CONTINUING THE ACA’S INDIVIDUAL MANDATE TO KEEP CALIFORNIANS COVERED AND PREMIUMS LOWER: “As part of this broader package to improve health coverage affordability, the budget continues the ACA’s individual mandate, but at the state level. The mandate helps keep individual Californians covered, while also helping stabilize the entire health care system. More Californians covered means more people sharing the risk, helping to prevent premium increases, and funding more affordability assistance,” said Wright. “Last year, nearly half of the 8% average premium increase in Covered California was due to the federal attack on the ACA by zeroing-out the individual mandate penalty. When New Jersey reinstated the mandate in their state, premiums reduced by 9%. All of the money raised from the mandate goes to fund greater affordability assistance in Covered California, which is then supplemented by additional investments from the state budget. The additional affordability assistance, coupled by the mandate, helps to ensure that more Californians are covered and our health system is stronger for everyone.
EXPANDING MEDI-CAL TO THE PREVIOUSLY EXCLUDED: “The budget expands not just Covered California but also Medi-Cal coverage to low-income seniors, income eligible young adults regardless of immigration status, and other populations currently excluded from coverage that similarly situated Californians are offered. The budget ends the so-called ‘senior penalty’ for low-income seniors that make too much for full-scope Medi-Cal, even as they are under 138% of the poverty level,” said Wright.

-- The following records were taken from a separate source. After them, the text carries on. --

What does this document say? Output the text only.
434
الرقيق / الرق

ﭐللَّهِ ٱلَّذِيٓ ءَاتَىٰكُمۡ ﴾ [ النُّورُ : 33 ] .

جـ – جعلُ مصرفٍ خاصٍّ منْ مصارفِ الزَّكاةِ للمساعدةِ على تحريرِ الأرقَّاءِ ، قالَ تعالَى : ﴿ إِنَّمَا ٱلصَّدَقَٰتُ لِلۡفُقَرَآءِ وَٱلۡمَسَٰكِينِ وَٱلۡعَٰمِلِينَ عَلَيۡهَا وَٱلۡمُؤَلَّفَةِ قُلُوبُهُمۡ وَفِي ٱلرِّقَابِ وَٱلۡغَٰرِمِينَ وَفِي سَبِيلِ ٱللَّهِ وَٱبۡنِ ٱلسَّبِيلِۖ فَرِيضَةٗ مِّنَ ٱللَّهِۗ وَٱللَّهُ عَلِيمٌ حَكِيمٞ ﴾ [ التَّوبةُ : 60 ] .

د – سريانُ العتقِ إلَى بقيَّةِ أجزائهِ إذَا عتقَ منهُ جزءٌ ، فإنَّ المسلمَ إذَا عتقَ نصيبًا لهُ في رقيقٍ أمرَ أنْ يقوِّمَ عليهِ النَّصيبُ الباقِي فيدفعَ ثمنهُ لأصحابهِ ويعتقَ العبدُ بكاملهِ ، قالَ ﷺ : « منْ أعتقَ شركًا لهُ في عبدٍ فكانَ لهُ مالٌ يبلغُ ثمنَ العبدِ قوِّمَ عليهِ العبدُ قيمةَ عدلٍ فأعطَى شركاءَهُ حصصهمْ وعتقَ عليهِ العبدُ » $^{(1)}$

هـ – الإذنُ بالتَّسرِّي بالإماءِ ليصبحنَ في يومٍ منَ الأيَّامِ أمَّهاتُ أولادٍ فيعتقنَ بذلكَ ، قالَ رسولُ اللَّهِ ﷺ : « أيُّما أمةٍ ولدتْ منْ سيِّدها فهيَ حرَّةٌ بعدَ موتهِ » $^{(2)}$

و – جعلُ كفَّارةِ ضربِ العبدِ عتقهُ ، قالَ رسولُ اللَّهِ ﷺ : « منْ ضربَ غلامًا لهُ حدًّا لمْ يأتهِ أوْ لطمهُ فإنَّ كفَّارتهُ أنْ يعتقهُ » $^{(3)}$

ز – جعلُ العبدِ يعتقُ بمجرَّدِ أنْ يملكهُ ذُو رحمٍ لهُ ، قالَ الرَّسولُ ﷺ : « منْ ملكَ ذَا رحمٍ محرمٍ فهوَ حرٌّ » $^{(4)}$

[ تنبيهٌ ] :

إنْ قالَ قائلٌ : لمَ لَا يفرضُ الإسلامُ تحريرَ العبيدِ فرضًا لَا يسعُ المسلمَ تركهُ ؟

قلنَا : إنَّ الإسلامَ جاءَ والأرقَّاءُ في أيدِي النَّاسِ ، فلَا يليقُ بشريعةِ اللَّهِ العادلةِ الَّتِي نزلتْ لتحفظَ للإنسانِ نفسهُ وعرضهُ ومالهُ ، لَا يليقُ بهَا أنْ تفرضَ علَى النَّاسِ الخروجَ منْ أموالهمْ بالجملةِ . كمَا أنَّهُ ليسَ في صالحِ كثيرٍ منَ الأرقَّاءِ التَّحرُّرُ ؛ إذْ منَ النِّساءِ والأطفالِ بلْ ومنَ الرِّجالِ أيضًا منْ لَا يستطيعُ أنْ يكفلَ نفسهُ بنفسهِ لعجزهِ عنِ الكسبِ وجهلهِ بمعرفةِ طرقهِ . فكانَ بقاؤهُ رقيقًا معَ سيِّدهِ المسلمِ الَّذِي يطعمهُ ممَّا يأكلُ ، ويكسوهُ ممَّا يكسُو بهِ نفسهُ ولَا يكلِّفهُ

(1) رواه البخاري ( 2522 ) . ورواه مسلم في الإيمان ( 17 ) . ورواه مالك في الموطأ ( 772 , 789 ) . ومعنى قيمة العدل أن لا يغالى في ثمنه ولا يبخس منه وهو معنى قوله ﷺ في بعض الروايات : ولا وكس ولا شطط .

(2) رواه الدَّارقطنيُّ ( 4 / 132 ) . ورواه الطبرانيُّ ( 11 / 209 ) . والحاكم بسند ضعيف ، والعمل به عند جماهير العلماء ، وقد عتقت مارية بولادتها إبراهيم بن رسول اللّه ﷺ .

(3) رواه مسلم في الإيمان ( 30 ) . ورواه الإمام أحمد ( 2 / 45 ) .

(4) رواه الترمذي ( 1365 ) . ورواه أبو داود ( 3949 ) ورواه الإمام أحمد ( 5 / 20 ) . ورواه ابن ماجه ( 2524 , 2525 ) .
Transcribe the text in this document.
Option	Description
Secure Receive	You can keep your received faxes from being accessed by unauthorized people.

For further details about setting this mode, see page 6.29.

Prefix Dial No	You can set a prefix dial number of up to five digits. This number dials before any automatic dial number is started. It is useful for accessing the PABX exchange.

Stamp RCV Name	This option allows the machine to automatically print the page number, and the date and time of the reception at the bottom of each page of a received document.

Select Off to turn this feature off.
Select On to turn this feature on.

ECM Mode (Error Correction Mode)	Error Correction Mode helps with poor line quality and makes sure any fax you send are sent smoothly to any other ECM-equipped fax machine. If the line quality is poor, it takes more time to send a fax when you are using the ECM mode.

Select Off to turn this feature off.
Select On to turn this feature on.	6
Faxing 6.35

A KEY STEP TO #HEALTH4All: “As part of this broader expansion of access and affordability, Medi-Cal will be expanded to include all income-eligible young adults regardless of immigration status. Beyond being one of a handful of states that covers undocumented children and pregnant women, California will be the first to remove this exclusion based on immigrant status for a broader group of adults,” said Wright. “Providing primary and preventive care, not just expensive emergency services, helps not just the individual and their family, but the health and economic vitality of the community and our health system as a whole. This expansion is an investment in young adults who can start their lives and career covered and healthy and in the best position to make their contribution to California. Immigrants are an incredibly important part of our society and economy, and should be fully included in our health system as well, and California should take additional steps in the near future to ensure coverage of all Californians.”
IMPROVING MEDI-CAL OVERALL: “The budget improves Medi-Cal by restoring benefits, improving reimbursements to providers, and encouraging better quality. The budget restores key benefits cut in the Great Recession—restorations that have now taken a decade to reinstate. These benefits—optical, audiology, speech therapy, podiatry—are services that cost relatively little but will have a big impact for the patients that need them,” said Wright. “From tobacco tax revenues, the budget includes supplemental payments to providers to increase access and improve value. We will continue to work to ensure that the public’s money is being used wisely to improve the health system for everyone.”
OVERALL: “These state budget investments help increase access and improve affordability for millions of Californians. While this budget does not include all that is needed, hundreds of thousands of Californians will be newly covered, and many more will get much needed help. As Washington DC debates repeals and rollbacks, we are gratified that the discussion here in California is about how much more help we can provide. California should continue to make additional progress in the years ahead, by continuing to improve affordability in Covered California, and remove remaining exclusions in Medi-Cal based on age, disability, and immigration status. This budget is a ‘down payment’ that moves California closer than ever to our goal of universal health care coverage.”